Mojo The FoodBar, Clarence Place, Newport

TB: What do you think about Newport in general?
LL&SK: The best thing about Newport is Newport. We underrate the great city we have. It is steeped in history. It’s a great location with amazing transport links. Being sandwiched between Cardiff and Bristol, we can benefit from a wide customer base and also benefit from increased supplier opportunities. Newport offers some great opportunities as it tries very hard to make a comeback. The city is open for business and embraces all weird and wonderful opportunities. The downside, sometimes, is the lack of support from larger companies which could encourage staff to shop local and use smaller restaurants, bars and shops.

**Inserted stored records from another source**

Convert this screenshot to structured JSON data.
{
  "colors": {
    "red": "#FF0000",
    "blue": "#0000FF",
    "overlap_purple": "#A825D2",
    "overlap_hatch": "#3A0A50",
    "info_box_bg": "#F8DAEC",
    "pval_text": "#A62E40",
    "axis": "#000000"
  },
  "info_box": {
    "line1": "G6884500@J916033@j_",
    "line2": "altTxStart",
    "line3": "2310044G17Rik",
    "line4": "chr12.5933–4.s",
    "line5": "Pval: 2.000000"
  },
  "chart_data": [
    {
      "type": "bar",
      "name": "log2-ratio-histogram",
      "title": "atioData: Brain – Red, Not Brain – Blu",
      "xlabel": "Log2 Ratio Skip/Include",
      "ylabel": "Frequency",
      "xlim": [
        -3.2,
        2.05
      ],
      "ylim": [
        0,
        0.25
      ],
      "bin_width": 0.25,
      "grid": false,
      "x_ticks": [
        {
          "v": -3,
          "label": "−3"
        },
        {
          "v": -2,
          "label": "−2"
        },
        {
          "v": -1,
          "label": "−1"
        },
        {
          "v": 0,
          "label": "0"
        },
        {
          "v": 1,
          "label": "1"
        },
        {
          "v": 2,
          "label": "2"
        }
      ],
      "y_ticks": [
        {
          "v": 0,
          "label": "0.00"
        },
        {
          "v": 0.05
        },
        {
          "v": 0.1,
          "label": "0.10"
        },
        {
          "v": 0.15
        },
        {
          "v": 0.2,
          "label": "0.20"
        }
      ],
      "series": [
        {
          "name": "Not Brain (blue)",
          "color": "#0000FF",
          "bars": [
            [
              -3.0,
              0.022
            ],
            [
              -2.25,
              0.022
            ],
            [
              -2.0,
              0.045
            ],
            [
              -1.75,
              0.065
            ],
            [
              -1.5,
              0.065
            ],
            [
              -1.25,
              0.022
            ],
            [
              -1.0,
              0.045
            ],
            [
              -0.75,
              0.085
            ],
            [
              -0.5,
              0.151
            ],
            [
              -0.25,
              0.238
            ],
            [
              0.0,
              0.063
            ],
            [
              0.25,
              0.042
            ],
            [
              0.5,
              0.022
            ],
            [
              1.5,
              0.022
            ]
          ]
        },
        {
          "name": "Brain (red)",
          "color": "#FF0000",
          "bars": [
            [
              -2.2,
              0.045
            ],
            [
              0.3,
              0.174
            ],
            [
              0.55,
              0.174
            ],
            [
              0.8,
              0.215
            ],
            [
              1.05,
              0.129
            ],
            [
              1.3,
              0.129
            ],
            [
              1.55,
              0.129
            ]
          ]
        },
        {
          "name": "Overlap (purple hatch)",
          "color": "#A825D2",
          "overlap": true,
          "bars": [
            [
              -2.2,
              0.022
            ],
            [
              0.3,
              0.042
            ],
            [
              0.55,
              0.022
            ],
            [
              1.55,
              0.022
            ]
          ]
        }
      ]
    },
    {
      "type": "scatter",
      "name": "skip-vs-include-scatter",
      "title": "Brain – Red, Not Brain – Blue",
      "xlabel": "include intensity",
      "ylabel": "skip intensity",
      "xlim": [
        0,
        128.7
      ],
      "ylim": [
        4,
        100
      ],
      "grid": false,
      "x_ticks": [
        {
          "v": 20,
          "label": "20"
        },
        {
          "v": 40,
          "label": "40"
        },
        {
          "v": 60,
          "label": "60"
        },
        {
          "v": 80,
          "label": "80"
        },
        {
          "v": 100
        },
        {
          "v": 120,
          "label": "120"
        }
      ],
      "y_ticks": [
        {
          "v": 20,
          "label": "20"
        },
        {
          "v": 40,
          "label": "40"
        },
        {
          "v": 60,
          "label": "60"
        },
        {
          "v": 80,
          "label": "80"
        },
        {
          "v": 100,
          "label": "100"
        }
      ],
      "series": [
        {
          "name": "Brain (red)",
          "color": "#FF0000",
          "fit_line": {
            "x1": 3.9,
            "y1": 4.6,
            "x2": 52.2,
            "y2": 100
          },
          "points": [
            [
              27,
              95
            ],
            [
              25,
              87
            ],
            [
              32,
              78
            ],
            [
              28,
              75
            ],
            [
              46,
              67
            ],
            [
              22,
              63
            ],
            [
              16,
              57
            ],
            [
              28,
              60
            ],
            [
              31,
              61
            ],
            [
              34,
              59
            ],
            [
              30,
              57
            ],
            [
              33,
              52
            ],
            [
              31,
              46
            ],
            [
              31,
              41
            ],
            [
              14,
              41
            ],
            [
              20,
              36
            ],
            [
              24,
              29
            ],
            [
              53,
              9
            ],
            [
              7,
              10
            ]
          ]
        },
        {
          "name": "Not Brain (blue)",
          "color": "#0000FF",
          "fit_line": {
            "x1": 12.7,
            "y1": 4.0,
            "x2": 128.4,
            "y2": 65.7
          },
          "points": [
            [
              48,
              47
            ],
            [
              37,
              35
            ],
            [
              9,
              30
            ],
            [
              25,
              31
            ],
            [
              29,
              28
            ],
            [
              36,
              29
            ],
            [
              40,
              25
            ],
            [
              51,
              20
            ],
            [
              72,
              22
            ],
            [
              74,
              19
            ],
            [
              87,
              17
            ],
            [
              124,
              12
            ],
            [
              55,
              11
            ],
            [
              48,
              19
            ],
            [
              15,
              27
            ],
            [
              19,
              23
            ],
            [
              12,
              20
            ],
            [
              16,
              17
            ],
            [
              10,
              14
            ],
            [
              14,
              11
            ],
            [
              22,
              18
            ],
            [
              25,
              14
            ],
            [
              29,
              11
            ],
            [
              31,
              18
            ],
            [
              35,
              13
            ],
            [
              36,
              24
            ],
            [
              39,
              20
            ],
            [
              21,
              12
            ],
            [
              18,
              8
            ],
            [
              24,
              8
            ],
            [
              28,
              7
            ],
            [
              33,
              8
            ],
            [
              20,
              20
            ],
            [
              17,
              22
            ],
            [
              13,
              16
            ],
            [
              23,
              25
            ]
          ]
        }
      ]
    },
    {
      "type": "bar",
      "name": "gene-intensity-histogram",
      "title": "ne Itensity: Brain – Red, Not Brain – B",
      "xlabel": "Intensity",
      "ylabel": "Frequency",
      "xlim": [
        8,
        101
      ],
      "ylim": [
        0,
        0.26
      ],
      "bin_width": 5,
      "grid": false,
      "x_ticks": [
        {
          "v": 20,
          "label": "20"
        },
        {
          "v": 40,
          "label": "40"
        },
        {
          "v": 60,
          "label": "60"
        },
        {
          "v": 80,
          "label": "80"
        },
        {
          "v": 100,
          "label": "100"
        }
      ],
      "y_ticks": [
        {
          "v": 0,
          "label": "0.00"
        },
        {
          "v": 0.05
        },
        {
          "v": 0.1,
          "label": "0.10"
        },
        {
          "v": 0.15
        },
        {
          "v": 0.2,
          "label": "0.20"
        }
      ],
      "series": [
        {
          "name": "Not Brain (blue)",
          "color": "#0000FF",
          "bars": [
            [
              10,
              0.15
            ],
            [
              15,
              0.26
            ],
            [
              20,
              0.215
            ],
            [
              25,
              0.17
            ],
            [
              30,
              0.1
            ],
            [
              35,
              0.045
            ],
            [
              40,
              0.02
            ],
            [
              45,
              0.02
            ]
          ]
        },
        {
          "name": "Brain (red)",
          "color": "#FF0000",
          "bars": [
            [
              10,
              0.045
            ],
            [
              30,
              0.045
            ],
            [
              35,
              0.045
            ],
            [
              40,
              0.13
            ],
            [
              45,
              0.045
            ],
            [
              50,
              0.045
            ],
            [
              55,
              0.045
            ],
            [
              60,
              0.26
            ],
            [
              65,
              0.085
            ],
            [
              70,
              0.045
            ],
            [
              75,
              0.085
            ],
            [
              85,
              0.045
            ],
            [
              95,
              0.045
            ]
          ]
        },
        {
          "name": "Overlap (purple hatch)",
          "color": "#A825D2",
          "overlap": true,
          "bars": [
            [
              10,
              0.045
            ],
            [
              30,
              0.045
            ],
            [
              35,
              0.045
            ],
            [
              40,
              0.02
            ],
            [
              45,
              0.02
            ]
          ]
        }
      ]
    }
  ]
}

Newport Council needs to step up. Don’t just put on Newport Food Festival once a year but provide regular street markets encouraging local independents to have the opportunity to trade and have a shop window, for example. It needs to re-focus on the city centre and our market area to increase footfall and to stop making everything about Friars Walk. While Friars Walk is an amazing attraction and makes Newport more of a destination, it still ultimately detracts people from walking up the high street. While I support both, we need to see greater planning of city centre events, promotions, concerts, free shows and live events.

TB: Have you noticed a change in the business climate of the city?
LL&SK: It has definitely improved and is on the up. More people are spending locally again and there is greater footfall in general. However, we can all do more to encourage this and support the local independent economy.

TB: What do you think needs to be done to encourage more businesses to start up in Newport
LL&SK: It would be great to see some regular workshops with local start-up businesses hosting each event sharing best practices, hardships and providing inspiration for others.
We are all quick to feel threatened by other similar businesses but if we all spoke more, we would realise how different we all are and how we could actually all work together in some way which would only boost the local economy.
I think the council should also spread the word in greater way of what funding, business start-up support and assistance is available as often there are things you don’t know about which could help especially in the early days.